A few more notes from around the National League…
- Mets GM Sandy Alderson tells Kristie Ackert of the New York Daily News that he doesn’t envision beginning extension talks with any of the team’s young rotation arms until Spring Training begins. “We’re not thinking about it now, it really hasn’t been our focus,” said Alderson. “It’s probably not something that is going to happen before we head to spring training.” Among Mets starters, Matt Harvey is in his second year of arbitration and is controlled through 2018, while Jacob deGrom is in his first trip through arbitration (as a Super Two player) and is controlled through 2020. However, both pitchers underwent season-ending surgery in 2016 — thoracic outlet syndrome for Harvey and an ulnar nerve repair for deGrom — so the Mets may want to see how they rebound from a medical perspective before engaging in talks. Noah Syndergaard and Steven Matz both stand out as logical extension candidates as well, as neither has reached arbitration yet, which could give a bit of extra incentive to talk long-term.

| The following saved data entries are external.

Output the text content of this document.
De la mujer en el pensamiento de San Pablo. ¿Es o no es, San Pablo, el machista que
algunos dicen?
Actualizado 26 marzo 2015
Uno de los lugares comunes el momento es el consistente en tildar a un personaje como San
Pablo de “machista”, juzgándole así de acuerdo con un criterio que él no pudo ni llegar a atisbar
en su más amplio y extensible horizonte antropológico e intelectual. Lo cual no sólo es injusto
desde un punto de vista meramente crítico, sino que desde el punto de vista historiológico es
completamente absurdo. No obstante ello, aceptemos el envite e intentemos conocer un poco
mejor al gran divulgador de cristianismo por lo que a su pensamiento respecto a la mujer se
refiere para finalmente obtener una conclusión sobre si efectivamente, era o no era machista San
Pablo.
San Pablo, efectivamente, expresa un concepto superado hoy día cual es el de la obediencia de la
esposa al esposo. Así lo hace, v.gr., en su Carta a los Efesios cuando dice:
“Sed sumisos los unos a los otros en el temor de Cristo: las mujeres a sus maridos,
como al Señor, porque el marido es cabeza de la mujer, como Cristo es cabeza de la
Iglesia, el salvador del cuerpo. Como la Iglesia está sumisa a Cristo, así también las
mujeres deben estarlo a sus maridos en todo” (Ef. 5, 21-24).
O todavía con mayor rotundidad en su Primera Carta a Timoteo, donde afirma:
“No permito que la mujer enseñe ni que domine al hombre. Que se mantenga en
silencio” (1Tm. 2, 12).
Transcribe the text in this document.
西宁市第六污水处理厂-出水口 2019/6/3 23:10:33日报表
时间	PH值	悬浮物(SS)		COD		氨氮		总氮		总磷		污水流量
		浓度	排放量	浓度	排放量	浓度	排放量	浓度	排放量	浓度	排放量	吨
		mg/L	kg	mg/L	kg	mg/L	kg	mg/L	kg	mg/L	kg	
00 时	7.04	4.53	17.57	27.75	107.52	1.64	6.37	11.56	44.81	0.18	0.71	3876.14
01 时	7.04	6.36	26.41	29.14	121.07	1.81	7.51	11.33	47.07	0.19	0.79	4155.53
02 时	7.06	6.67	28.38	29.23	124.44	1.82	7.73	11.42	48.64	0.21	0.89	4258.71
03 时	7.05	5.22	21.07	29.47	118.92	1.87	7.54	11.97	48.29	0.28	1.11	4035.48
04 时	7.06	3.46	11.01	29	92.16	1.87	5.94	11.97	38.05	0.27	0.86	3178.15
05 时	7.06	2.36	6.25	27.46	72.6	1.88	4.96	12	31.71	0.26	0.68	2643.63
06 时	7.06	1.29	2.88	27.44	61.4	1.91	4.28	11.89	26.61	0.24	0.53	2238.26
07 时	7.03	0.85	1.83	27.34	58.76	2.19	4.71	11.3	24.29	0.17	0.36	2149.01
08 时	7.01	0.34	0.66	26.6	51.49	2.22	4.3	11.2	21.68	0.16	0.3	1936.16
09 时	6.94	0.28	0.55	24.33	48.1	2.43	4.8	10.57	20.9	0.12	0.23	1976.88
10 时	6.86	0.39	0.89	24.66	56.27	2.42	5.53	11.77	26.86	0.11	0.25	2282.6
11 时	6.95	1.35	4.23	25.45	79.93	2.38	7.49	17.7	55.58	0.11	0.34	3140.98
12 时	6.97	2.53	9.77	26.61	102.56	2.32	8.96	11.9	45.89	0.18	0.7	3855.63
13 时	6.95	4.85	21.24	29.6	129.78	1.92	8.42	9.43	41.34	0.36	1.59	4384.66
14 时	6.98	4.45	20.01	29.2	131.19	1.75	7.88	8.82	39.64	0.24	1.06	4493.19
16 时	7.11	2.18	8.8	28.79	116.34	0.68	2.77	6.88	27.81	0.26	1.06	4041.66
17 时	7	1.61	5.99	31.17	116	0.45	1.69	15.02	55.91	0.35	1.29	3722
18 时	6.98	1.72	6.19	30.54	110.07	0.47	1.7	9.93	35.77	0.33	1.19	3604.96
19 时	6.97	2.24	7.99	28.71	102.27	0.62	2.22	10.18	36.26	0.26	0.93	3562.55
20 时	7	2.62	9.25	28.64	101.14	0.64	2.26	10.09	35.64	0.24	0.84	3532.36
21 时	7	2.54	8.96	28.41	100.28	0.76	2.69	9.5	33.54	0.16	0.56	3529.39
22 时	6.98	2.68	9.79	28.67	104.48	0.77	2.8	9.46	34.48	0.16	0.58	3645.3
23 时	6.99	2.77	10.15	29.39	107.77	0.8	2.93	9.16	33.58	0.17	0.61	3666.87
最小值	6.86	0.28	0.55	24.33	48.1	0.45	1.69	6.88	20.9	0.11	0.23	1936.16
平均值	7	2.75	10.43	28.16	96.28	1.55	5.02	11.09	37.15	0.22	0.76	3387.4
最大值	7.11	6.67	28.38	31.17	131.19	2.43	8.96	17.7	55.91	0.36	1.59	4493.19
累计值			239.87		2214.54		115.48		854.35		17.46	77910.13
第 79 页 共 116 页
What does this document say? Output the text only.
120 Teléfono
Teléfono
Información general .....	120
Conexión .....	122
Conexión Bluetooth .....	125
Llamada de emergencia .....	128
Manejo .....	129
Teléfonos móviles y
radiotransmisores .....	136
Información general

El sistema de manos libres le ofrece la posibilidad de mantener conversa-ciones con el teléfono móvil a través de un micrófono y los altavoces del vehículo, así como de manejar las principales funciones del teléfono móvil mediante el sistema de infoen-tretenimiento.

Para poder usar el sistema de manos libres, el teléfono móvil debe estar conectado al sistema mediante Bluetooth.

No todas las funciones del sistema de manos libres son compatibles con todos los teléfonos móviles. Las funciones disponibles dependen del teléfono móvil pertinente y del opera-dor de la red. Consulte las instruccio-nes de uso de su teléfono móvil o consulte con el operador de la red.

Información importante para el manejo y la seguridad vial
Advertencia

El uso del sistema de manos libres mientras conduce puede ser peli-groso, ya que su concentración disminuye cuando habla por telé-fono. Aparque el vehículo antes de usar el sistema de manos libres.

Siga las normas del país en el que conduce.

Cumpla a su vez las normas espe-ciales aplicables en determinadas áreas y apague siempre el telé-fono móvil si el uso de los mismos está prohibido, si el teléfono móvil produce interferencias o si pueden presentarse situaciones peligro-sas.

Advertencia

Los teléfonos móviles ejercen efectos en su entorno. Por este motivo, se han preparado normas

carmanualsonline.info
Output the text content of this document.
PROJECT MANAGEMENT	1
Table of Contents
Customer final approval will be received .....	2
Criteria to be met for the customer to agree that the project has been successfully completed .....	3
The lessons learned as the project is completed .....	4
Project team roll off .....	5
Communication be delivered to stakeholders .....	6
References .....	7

Both pitchers are controlled through the 2021 season.
- MLB.com’s Thomas Harding runs down a number of roster questions for the Rockies in his later Inbox column, noting within that he still expects GM Jeff Bridich to add another reliever either via trade or free agency. Harding also writes that Bridich is considering the possibility of adding a veteran catcher prior to Spring Training as well. The Rox have been asking for potential front-of-the-rotation pitchers in trade talks for Charlie Blackmon, Harding adds, which explains to some degree why the Rockies don’t appear to have had much in the way of advanced trade talks regarding Blackmon. MLBTR contributor Matt Swartz projects a $9MM salary for Blackmon next year. He’s controlled through 2018 via arbitration and is fresh off a career year in which he slashed .324/.381/.552 with 29 homers and 17 steals.
- While some Cardinals fans were frustrated that the team didn’t make a big play for Edwin Encarnacion, Derrick Goold of the St. Louis Post-Dispatch dispels the notion that St. Louis’ lack of a push for Encarnacion was due to financial reasons. Goold reports that the Cardinals’ upcoming increase in television revenue — the team agreed to a $1.1 billion television contract in July 2015 — will give the team about $20MM more in rights fees in 2018 than it will earn in 2017. The column provides an excellent breakdown of the Cardinals’ payroll, noting that just under $46MM is coming off the books from 2016 while just over $47MM has been added to the 2017 ledger. The Cardinals certainly have the capacity to increase spending, Goold writes, but in the case of Encarnacion they simply weren’t all that interested in him as a player (at least not at his price tag). Per Goold, St. Louis’ interest in Encarnacion was only “mild.” (It doesn’t seem that the Cards are abandoning the idea of adding some right-handed pop to the lineup, though, as they were rumored to be “very much” in the mix for Twins second Brian Dozier earlier this afternoon.)